Dans le jardin attenant à la maison, Lucien respire une grosse rose rouge. C’est l’odeur qu’il préfère, elle lui rappelle sa mère.
Chaque matin, Emma nettoyait son visage avec un coton imbibé d’eau de rose qu’elle préparait elle-même. Elle recueillait les pétales à l’automne et les laissait macérer toute l’année dans une cuvette en émail blanc. Quand sa fiole était vide, elle la plongeait à l’intérieur de la cuvette pour la remplir à nouveau du liquide embaumant.

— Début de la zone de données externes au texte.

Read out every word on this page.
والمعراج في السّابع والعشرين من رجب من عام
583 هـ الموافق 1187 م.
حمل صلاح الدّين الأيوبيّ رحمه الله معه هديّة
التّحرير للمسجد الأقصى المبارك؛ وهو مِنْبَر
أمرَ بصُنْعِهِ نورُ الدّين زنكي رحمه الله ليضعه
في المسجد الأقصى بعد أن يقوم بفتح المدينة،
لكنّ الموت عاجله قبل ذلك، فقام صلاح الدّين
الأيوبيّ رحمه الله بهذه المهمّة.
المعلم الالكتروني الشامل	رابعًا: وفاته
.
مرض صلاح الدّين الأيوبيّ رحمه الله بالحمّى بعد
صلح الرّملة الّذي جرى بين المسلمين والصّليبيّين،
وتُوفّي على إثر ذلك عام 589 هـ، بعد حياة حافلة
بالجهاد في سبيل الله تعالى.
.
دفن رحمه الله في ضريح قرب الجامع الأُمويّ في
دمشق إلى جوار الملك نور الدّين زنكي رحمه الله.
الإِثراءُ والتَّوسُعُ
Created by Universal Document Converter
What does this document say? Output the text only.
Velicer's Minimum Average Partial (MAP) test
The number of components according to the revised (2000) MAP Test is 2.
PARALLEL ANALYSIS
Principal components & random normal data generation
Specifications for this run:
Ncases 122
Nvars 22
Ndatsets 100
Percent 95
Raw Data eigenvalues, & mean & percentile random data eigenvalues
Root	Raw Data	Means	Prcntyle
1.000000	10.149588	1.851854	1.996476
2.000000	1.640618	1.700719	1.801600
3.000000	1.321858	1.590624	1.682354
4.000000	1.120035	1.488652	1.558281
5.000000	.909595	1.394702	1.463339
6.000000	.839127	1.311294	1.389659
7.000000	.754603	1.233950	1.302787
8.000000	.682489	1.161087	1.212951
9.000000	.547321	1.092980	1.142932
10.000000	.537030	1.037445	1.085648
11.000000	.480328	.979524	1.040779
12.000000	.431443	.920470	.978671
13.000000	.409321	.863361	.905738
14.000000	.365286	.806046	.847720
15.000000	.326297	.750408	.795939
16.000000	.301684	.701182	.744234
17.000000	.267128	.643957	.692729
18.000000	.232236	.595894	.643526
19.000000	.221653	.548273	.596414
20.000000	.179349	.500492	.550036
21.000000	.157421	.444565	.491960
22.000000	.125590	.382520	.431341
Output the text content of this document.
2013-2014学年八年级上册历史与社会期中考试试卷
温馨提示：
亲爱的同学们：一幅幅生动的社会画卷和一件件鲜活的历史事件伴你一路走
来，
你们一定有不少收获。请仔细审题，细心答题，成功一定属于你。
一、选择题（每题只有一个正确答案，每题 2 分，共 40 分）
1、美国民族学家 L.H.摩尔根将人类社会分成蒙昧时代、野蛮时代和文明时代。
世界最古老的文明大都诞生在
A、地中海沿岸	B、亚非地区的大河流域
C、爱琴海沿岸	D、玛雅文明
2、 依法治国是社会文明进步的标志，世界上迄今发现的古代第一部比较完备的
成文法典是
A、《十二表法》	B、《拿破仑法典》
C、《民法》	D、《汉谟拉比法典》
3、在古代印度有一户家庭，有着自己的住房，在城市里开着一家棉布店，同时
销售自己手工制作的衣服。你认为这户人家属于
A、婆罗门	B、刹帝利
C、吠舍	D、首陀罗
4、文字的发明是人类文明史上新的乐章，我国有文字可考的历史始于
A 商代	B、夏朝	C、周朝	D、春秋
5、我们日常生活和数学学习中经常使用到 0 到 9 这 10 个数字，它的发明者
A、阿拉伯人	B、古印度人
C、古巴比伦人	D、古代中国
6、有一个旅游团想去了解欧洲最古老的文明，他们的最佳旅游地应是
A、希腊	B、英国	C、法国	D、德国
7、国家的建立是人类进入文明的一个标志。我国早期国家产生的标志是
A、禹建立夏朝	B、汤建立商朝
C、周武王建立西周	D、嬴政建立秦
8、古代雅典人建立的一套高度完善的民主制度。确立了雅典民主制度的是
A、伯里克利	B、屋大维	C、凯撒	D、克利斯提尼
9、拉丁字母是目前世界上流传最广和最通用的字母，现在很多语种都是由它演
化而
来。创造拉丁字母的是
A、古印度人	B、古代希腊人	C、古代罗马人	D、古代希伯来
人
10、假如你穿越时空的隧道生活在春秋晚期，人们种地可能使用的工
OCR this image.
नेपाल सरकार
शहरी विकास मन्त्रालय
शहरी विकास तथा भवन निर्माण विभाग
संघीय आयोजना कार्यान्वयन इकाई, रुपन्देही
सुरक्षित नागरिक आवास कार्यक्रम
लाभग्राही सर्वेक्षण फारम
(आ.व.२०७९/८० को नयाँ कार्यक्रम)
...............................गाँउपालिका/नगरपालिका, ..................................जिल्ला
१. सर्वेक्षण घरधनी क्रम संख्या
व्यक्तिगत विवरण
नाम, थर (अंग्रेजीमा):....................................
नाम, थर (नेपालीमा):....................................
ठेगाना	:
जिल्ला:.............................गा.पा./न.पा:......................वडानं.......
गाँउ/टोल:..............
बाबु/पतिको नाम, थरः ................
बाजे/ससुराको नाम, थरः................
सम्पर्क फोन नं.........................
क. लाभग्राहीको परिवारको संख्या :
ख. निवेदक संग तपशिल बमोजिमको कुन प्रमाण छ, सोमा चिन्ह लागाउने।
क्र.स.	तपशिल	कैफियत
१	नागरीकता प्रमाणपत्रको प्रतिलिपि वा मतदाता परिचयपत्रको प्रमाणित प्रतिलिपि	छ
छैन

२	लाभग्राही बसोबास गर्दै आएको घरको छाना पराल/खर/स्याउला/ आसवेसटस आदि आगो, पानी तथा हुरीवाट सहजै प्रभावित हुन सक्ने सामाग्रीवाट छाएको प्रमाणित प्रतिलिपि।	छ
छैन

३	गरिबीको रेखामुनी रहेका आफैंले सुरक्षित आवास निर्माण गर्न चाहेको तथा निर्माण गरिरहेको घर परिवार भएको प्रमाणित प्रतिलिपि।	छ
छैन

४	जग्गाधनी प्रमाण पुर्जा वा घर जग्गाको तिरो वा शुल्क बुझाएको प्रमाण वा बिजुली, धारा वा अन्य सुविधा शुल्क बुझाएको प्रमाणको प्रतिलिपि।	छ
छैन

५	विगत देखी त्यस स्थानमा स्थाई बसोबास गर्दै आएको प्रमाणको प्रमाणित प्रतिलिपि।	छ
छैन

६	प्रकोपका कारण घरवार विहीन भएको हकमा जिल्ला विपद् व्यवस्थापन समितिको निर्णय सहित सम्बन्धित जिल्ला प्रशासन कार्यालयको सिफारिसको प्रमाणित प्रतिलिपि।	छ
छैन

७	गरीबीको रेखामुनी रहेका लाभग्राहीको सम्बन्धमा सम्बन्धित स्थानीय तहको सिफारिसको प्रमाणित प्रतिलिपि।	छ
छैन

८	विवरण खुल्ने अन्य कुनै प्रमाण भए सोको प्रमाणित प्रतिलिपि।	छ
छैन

Parfois, Lucien trempait ses mains et ses avant-bras dans le liquide gluant. Quelques morceaux de pétales déchiquetés se collaient sur ses poils, comme des étoiles ratatinées. Son père remarquait tout de suite qu’il s’était parfumé. On ne peut rien cacher à un aveugle. Même le mensonge a une odeur. Son père lui disait, Ce sont les filles qui se parfument, pas les garçons.
Sa mère lui manque.
Lucien ouvre les yeux et observe le rouge de la rose. Elle a la couleur du sang. Est-ce cette couleur qui lui donne ce merveilleux parfum ? Est-ce que le sang qui coule dans les veines de sa mère a l’odeur des roses ?
A-t-il vraiment ses yeux ? Ceux de quelqu’un qui part ? Lucien pense que sa mère les a quittés lui et son père parce que ce n’est pas une vie de vivre auprès d’un aveugle. Qu’un jour ou l’autre, on a forcément envie de vivre avec quelqu’un qui vous regarde.